Cuba was my father’s first assignment with the CIA. He was young, only 26, when he began working at the Board of Estimates. His job was to monitor the intelligence on missile deployment in Cuba. “I watched the whole thing,” he said to me once, “saw the entire build up.” He joined the agency of his own volition in 1962. He had been working within the city manager’s office in San Antonio when he decided to fly to D.C. to interview with different agencies. The Cold War terrified him. “I thought the days of the US were numbered,” he said, “I really did.”
I traveled to Cuba for the first time last spring. As I walked the streets of Havana, my father haunted me. It felt taboo to be inside the country he had for so long considered ‘the enemy.’ At the same time, being in Cuba made me feel close to him. I think many children of spies feel this way. We feel close to our parent when we’re in the countries and places they were once assigned. His work at the CIA was more a calling than a job, and as a father, he was more absent than present. It’s not strange for me then to think of him acutely when I travel. That’s when I most feel his energy, his presence.
But Cuba was a place he never traveled to and yet I felt him there. He was a 1950s sort of person, a man who wore Brooks Brothers suits and horn rimmed glasses. Cuba feels locked in the 50s too, a place where old Chevrolets roar down avenues, passing faded, Cold War slogans that span buildings and billboards.
They say that the older generation of Cubans mourns the passing of Castro more than the young. Some say he is the only leader they have ever known. I wonder how Dad would have felt, if it would be odd for him, after so long, to finally lose his ‘enemy.’ Would it have felt, on some level, even bewildering? Then again, Dad was a practical person, someone who adapted readily to change, and there is no denying that change has now come. The future relationship between the United States and Cuba stretches out before us, long and uncertain. To me, it’s an opportunity. I wonder if Dad would agree.
The Cuban flag now hangs at the newly re-opened Cuban embassy in Washington D.C. The Cold War freeze is thawing. But I wonder what Dad would have thought about these changes. He worked on the Cuban Missile Crisis after all, and growing up I remember hearing plenty of criticism of Castro and other totalitarian leaders. When I asked about this assignment, his first with the agency, he said it had been his job to watch the Soviet build up. “I read reports from all over the world. Watched the whole crisis.”
Reading his book was like meeting a different father.
Six years ago, he published a book about this experience, called Mind-Sets and Missiles: A first Hand Account of the Cuban Missile Crisis. In it, he described the crisis from his point of view. When it came out, I remember thinking I would find the dad I remembered from growing up – someone who always defended US foreign policy, and who rarely agreed with my criticisms of the US. But my politically conservative dad, the one who always championed US interests and seemed seldom critical, was in his book.
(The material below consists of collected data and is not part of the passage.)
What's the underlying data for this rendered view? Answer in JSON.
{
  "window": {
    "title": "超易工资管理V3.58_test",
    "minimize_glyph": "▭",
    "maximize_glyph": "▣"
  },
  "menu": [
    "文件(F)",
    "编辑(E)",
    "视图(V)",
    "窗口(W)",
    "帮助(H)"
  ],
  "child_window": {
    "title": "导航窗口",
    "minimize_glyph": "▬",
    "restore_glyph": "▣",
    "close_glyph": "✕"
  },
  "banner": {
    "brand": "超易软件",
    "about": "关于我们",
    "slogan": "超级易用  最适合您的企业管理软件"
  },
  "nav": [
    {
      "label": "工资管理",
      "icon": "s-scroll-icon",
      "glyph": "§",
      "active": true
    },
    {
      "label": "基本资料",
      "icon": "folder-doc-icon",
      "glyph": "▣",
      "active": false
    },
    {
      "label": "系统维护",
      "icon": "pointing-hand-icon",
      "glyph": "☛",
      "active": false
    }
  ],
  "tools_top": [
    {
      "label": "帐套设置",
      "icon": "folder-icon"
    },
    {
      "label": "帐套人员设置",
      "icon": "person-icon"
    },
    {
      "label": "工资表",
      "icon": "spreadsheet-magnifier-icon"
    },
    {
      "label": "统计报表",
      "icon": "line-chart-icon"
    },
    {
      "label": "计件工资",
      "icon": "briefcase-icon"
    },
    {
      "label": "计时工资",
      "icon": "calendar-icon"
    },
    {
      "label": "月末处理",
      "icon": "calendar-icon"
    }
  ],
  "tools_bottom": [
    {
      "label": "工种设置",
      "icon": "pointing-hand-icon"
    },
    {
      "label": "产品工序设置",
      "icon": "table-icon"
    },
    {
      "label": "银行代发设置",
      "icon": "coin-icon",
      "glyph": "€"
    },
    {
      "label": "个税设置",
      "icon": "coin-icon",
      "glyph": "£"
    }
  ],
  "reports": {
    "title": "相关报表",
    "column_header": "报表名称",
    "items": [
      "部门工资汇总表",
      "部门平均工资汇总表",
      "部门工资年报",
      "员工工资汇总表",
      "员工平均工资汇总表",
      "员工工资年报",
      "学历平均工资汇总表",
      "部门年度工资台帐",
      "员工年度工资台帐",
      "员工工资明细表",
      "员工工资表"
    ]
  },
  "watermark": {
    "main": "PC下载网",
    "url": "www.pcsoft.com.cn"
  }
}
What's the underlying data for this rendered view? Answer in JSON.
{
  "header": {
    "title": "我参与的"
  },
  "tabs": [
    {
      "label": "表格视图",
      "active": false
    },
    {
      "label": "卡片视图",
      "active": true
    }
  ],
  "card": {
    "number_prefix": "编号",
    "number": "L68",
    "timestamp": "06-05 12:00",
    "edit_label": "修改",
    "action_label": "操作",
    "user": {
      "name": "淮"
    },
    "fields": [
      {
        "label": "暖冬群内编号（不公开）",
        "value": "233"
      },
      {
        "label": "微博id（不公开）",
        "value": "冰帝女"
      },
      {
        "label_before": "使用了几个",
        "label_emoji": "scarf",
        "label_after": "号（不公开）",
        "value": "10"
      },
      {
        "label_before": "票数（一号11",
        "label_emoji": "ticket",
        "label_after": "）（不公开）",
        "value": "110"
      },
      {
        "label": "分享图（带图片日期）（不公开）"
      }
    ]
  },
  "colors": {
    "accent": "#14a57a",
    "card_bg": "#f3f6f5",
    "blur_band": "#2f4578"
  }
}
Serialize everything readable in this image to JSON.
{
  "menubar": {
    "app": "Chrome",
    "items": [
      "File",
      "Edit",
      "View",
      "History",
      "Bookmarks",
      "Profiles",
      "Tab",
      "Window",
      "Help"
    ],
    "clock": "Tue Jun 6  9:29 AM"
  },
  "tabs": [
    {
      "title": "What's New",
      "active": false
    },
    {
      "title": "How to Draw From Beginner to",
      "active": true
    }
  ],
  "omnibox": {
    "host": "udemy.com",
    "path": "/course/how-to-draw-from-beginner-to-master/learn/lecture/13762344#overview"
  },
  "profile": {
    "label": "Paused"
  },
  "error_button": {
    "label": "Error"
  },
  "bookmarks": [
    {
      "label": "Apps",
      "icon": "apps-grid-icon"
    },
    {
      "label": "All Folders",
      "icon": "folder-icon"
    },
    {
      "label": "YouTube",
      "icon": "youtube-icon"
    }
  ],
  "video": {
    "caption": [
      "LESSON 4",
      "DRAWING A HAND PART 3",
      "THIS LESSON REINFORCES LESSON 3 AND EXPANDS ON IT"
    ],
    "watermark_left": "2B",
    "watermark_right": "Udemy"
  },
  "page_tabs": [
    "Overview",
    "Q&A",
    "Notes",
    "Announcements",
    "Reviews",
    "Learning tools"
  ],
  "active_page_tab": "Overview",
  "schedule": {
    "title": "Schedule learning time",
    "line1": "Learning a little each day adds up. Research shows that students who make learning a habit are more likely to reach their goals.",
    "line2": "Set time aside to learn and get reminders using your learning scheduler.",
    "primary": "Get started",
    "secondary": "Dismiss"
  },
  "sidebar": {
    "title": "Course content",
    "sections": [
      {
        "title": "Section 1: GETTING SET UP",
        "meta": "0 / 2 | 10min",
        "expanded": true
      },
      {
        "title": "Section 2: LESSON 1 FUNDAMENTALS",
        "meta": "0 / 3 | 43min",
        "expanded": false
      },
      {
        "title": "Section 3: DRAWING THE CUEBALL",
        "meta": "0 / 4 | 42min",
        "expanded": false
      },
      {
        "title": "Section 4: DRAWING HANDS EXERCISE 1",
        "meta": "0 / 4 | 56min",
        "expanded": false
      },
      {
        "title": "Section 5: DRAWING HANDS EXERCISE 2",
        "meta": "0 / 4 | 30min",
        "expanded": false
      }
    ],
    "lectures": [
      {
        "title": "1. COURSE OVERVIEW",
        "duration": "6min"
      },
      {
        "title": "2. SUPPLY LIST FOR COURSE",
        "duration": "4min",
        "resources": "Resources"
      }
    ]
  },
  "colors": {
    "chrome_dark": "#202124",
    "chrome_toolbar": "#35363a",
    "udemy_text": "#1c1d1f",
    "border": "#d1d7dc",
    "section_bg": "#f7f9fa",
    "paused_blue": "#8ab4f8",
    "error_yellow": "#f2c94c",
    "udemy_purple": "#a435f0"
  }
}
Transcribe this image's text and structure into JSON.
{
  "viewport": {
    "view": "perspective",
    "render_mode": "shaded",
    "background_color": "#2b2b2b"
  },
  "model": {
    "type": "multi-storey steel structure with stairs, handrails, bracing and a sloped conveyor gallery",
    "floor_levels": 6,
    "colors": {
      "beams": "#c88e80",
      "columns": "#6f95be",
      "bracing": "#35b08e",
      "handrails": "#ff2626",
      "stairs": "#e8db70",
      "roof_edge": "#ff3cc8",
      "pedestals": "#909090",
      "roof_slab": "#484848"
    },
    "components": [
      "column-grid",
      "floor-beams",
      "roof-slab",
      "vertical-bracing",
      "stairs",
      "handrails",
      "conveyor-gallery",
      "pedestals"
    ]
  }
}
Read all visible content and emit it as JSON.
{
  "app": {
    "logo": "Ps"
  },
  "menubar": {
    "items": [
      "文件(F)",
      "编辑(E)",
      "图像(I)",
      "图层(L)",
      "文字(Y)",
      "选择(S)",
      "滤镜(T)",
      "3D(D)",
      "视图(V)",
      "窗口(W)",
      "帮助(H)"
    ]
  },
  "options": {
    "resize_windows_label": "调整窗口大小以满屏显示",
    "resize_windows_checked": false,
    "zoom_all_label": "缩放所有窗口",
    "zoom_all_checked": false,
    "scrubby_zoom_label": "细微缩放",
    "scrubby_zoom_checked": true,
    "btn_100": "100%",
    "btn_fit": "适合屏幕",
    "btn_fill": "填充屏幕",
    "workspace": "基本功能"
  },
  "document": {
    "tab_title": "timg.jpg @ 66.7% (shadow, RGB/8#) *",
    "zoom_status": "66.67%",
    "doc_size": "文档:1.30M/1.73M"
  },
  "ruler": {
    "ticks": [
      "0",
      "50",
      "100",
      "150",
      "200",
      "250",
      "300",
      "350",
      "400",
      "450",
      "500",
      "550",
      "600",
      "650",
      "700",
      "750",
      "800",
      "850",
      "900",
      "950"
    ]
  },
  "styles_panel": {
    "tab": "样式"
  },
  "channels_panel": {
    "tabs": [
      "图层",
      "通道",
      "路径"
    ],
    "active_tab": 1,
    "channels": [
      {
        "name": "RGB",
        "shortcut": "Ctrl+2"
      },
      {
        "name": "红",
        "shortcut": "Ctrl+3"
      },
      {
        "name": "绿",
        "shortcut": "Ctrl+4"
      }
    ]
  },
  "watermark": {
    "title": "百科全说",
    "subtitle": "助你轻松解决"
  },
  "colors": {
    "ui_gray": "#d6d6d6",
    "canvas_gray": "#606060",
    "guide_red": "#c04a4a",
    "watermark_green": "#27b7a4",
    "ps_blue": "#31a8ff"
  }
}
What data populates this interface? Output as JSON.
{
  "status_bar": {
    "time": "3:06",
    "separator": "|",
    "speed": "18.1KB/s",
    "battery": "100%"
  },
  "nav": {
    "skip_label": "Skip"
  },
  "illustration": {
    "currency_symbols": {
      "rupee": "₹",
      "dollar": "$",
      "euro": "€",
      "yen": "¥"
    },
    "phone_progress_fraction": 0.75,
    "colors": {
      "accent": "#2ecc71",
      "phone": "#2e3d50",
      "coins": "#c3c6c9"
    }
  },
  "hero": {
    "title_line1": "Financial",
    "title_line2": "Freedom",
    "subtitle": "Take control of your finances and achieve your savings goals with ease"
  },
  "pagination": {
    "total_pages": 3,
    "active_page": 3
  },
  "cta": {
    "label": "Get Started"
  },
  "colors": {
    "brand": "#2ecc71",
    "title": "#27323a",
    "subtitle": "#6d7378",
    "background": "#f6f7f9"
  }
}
In Mind-sets and Missiles, he criticized the way surveillance was conducted during the crisis and argued for changes to intelligence gathering. Reading his book was like meeting a different father.
We are all more complex than we seem.
In another conversation, when I asked how he ended up in the CIA in the first place, he told me something else I didn’t expect: it wasn’t the first organization or the only one he interviewed with. He interviewed with the FBI and AID. Even the Peace Corps. When he told me that, I almost fell out of my chair. The Peace Corps? Dad could have been building irrigation ditches or helping villages install clean drinking water instead of meeting with informants and telling cover stories? If he had signed on with the Peace Corps, maybe he would have been someone I understood more, someone whose beliefs were more like mine. To my mind-set, he had always only wanted to be a spy and would have never considered anything else.
But we are seldom who others think we are – especially spies.
If he had lived to see this day, I wonder what Dad would think about the current shift in US and Cuba relations. Maybe he would stay inside his Cold War mind-set and disapprove. Then again, maybe he would surprise me. Again.